[Description by Uncle Ricky]
They came on ten-inch 78s, and twelve and sixteen inch 33.3 RPM discs, a few even arrived on new-fangled recording tape  the Fabulous Fifties radio spots and jingles for soft drinks, cars, cigarettes, movies, gasoline, snacks, beer, fruit and coffee  nearly everything sold by national advertisers in the prosperous decade that spawned rock ‘n’ roll. Contributor Joe Evelius meticulously transferred each magical memory in this delightful montage from his giant stash of old-time commercials. Joe even matched stylus size to each disk, but he admits that some of the older vinyl was just plain grungy.
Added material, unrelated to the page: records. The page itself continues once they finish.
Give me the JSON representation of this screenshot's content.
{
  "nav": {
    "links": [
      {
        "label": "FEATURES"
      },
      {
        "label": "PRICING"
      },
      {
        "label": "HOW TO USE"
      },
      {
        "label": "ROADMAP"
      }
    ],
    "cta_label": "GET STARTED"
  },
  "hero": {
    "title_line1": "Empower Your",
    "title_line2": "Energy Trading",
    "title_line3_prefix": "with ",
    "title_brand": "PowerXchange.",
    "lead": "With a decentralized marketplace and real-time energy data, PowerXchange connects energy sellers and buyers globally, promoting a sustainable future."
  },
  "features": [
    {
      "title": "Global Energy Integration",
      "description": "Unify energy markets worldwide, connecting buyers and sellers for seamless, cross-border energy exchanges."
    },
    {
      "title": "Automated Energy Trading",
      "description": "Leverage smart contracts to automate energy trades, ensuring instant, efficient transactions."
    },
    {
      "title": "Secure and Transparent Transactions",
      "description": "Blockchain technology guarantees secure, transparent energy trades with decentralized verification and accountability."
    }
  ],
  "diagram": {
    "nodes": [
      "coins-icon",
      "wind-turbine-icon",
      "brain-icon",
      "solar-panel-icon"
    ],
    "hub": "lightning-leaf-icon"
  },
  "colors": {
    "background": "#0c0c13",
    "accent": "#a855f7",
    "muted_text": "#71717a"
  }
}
Many of these sounds are embedded in baby-boomer media culture. You’ll hear some of the greatest advertising campaigns for Pontiac, Plymouth, Cadillac, Oldsmobile, Ford and Chevrolet. In those days, you could watch first-run features in your choice of automobile at drive-in theaters  movies like Some Like It Hot with Marilyn Monroe, The Girl Can’t Help It with Jayne Mansfield, South Pacific, and Pat Boone’s first picture, Bernardine. And, you could “fill ‘er up” with Shell, Amoco or Texaco gasoline for a couple of bucks.
Perhaps a Miller High Life is your preference, if you can munch a bunch of Fritos. Chiquita Banana is here to say that you should eat bananas every single day! Cigarette commercials were among the best produced of the era, and Kool, Chesterfield, Camel and Lucky Strike are all fired up here. By the way, did you know there are 43 beans in every cup of Nescafe?
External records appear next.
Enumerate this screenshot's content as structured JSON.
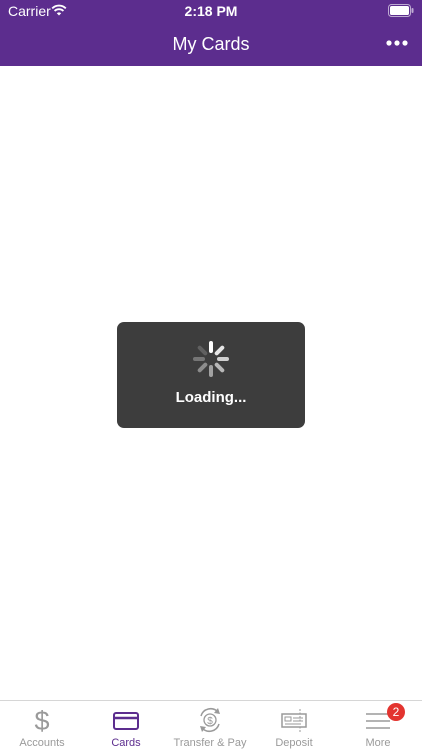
{
  "status_bar": {
    "carrier": "Carrier",
    "time": "2:18 PM"
  },
  "header": {
    "title": "My Cards",
    "more_icon": "more-horizontal-icon"
  },
  "loading": {
    "text": "Loading..."
  },
  "colors": {
    "brand": "#5c2d8e",
    "hud": "#3d3d3d",
    "badge": "#e3342f"
  },
  "tab_bar": {
    "items": [
      {
        "label": "Accounts",
        "icon": "dollar-icon",
        "active": false
      },
      {
        "label": "Cards",
        "icon": "card-icon",
        "active": true
      },
      {
        "label": "Transfer & Pay",
        "icon": "transfer-pay-icon",
        "active": false
      },
      {
        "label": "Deposit",
        "icon": "check-deposit-icon",
        "active": false
      },
      {
        "label": "More",
        "icon": "menu-icon",
        "active": false,
        "badge": "2"
      }
    ]
  }
}
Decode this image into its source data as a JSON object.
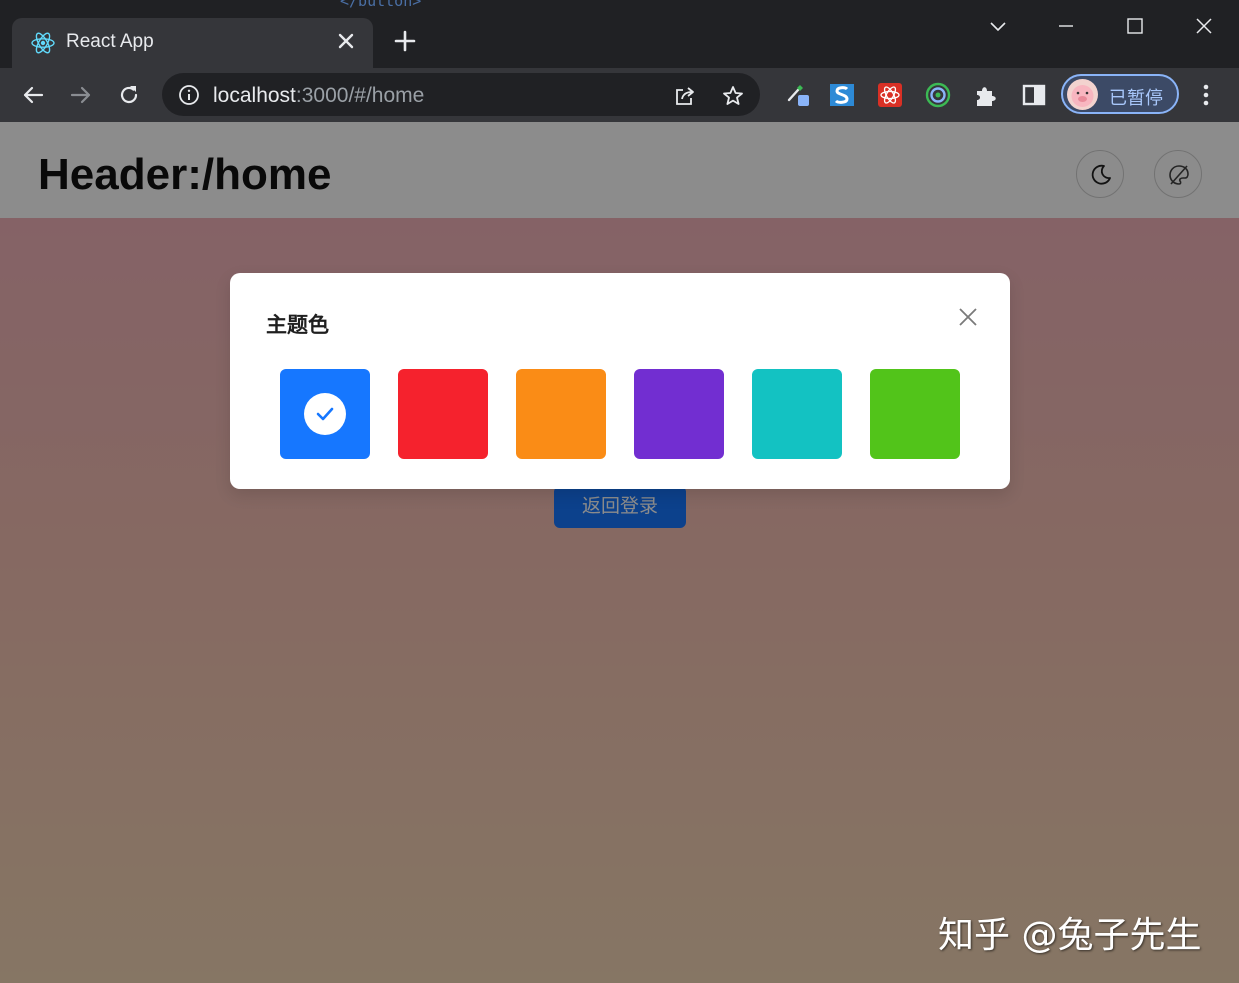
{
  "browser": {
    "behind_text": "</button>",
    "tab": {
      "title": "React App",
      "favicon": "react-icon"
    },
    "url": {
      "host": "localhost",
      "rest": ":3000/#/home"
    },
    "profile": {
      "label": "已暂停"
    }
  },
  "page": {
    "header_title": "Header:/home",
    "back_button_label": "返回登录"
  },
  "modal": {
    "title": "主题色",
    "colors": [
      {
        "name": "blue",
        "hex": "#1677ff",
        "selected": true
      },
      {
        "name": "red",
        "hex": "#f5222d",
        "selected": false
      },
      {
        "name": "orange",
        "hex": "#fa8c16",
        "selected": false
      },
      {
        "name": "purple",
        "hex": "#722ed1",
        "selected": false
      },
      {
        "name": "cyan",
        "hex": "#13c2c2",
        "selected": false
      },
      {
        "name": "green",
        "hex": "#52c41a",
        "selected": false
      }
    ]
  },
  "watermark": "知乎 @兔子先生"
}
Coca-Cola and Seven-Up are included, and this montage begins with a reminder from Pepsi that Grandpa may have liked his women on the buxom side, but slender women live longer. (Exactly how a sugary soft drink keeps them slimmer isn’t explained.) It closes with an invitation from Pepsi to be sociable, long before social networking came into common usage.